Artificial Intelligence Facilitates Fortum’s Requirements Engineering

Loviisa nuclear power plant screen

Fortum’s R&D project developing artificial intelligence-based models for requirements engineering has developed a tool that allocates requirements into predetermined classes and significantly speeds up these processes. Utilising AI along with our extensive nuclear expertise has allowed us to facilitate more efficient requirements classification and thus will help us better support our nuclear engineering tasks.

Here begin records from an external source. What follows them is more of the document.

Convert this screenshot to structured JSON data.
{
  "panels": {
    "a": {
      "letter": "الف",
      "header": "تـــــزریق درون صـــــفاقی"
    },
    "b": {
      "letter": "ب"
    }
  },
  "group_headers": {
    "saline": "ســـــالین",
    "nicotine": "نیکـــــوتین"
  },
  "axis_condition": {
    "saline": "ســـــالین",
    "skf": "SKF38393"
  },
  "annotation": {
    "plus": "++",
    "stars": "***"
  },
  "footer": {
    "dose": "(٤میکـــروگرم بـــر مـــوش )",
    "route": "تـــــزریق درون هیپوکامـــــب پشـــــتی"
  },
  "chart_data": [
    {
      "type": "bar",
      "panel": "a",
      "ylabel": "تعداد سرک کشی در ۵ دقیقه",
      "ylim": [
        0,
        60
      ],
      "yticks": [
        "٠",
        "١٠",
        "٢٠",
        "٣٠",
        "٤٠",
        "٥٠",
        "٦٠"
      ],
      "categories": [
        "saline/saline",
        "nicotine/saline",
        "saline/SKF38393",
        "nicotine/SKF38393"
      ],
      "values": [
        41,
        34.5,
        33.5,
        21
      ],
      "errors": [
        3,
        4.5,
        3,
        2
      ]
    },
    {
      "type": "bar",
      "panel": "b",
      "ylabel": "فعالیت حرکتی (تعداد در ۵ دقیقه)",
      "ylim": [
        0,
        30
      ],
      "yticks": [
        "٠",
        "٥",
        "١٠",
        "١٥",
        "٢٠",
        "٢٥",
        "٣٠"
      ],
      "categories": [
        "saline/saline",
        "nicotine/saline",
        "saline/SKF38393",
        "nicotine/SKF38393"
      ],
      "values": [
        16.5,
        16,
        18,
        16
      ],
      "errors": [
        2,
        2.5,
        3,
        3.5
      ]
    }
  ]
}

The project to create an artificial intelligence (AI) based requirements classifier for requirements engineering tasks of our Nuclear Engineering Department was initiated in 2019. Based on the results of Santeri Myllynen’s master’s thesis, the development project is aiming to respond to the challenges of requirements engineering in a safety-critical industry. The challenges in this area include, for example, the vast amount of requirements to be manually classified and the ability of an individual to make exact decisions when faced with a multitude of options. This kind of classification activity is extremely ineffective as a baseline and further hindered by the limits of human attention span. Errors in requirements specifications due to erroneous interpretations and allocations of requirements may cause massive extra costs because of the need for redesigns or even the reproduction of components. Using AI in requirements classification is expected to support designers in their decision-making process when classifying a vast amount of requirements because computers can constantly retain the same efficiency with tremendous processing power.

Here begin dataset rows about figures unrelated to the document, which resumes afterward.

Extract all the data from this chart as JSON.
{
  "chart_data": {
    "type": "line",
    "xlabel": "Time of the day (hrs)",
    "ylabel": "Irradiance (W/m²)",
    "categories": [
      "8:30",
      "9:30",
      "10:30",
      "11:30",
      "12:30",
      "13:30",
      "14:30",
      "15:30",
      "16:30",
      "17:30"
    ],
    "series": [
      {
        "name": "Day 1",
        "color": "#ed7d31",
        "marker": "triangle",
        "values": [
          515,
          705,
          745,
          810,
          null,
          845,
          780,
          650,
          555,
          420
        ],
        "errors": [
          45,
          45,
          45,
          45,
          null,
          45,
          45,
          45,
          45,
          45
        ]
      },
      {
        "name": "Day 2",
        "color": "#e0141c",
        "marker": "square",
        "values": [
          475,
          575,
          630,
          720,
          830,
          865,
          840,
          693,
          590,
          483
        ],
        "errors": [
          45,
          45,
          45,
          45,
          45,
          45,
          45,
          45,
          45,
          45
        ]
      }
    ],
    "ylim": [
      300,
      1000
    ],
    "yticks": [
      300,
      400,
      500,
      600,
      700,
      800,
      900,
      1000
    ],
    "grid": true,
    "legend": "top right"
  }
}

Combining an AI solution with 40 years of Loviisa Nuclear Power Plant operating experience

In the first phase of the project, we utilised open-source classifiers and our requirement datasets to train requirements classifiers and compare them with each other. The classifier is utilised at the beginning of the requirements engineering workflow after collecting the initial set of requirements. The AI model takes a requirement as an input and outputs the requirement with the relevant requirement classes representing design disciplines and processes. Fortum’s nuclear engineering knowledge is included in the training datasets in which we have classified requirements based on our know-how acquired both during the 40-year lifetime of Loviisa Nuclear Power Plant as well as our external projects.

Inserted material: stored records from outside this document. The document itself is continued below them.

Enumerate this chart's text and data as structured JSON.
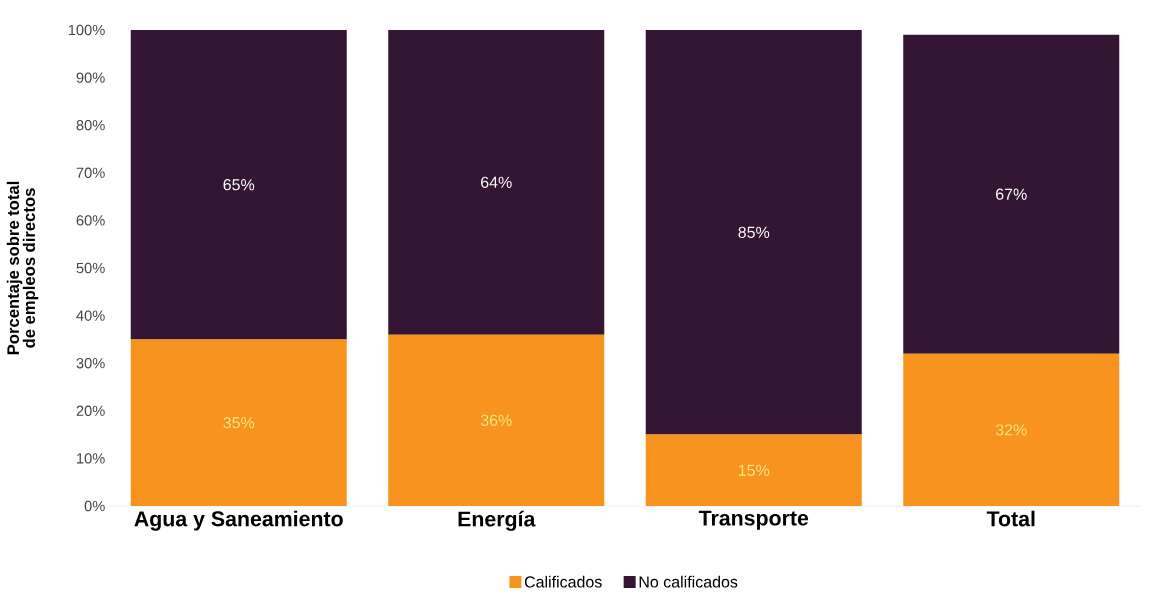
{
  "chart_data": {
    "type": "bar",
    "stacked": true,
    "ylabel": "Porcentaje sobre total de empleos directos",
    "categories": [
      "Agua y Saneamiento",
      "Energía",
      "Transporte",
      "Total"
    ],
    "series": [
      {
        "name": "Calificados",
        "color": "#f7931e",
        "values": [
          35,
          36,
          15,
          32
        ],
        "value_labels": [
          "35%",
          "36%",
          "15%",
          "32%"
        ]
      },
      {
        "name": "No calificados",
        "color": "#341533",
        "values": [
          65,
          64,
          85,
          67
        ],
        "value_labels": [
          "65%",
          "64%",
          "85%",
          "67%"
        ]
      }
    ],
    "ylim": [
      0,
      100
    ],
    "yticks": [
      {
        "value": 0,
        "label": "0%"
      },
      {
        "value": 10,
        "label": "10%"
      },
      {
        "value": 20,
        "label": "20%"
      },
      {
        "value": 30,
        "label": "30%"
      },
      {
        "value": 40,
        "label": "40%"
      },
      {
        "value": 50,
        "label": "50%"
      },
      {
        "value": 60,
        "label": "60%"
      },
      {
        "value": 70,
        "label": "70%"
      },
      {
        "value": 80,
        "label": "80%"
      },
      {
        "value": 90,
        "label": "90%"
      },
      {
        "value": 100,
        "label": "100%"
      }
    ],
    "legend": "bottom"
  }
}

The project group has involved numerous experts with a range of different competencies – from artificial intelligence and systems engineering, particularly machine learning, to natural language processing, requirements engineering, and configuration management. This group was further supported by experts from every design discipline of Fortum’s Nuclear Engineering department, especially when forming the training, test, and validation datasets for the classifiers.

So far, the project has already resulted in a classifier integrated with a requirements management system used for writing engineering documents, eliciting, allocating and elaborating requirements, and tracking them through the whole lifecycle of a nuclear power facility. Additionally, the project has resulted in multiple scientific papers. Fortunately, this fruitful and inspiring project continues researching and developing new features, such as atomising long requirements consisting of several actual requirement entries and combining similar requirements into one. We are looking forward to better facilitating our internal and external requirements engineering tasks.

The project was led by Mr. Santeri Myllynen until February 2021 and has since been headed by Mr. Tapani Raunio.

Tapani Raunio

Senior Engineer, Nuclear Safety
Tel: +358405664909
tapani [dot] e [dot] raunio [at] fortum [dot] com

  • In the first phase, we utilised open-source classifiers and our requirement datasets to train different requirements classifiers and compared them with each other.
    • We integrated the best-performing classifier with our requirements management system Polarion ALM®, which we use to write engineering documents and allocate and elaborate requirements to suitable disciplines and architecture levels. This also creates requirement links to enable the traceability of requirements.
  • The classifier is utilised in the beginning of the requirements engineering workflow after collecting the initial set of requirements, such as stakeholder needs and requirements, technical requirements, and design process requirements.
  • The AI model takes a requirement as an input, classifies it according to the domain knowledge gained from a training dataset and outputs the same requirement associated with relevant requirement classes representing design disciplines and processes.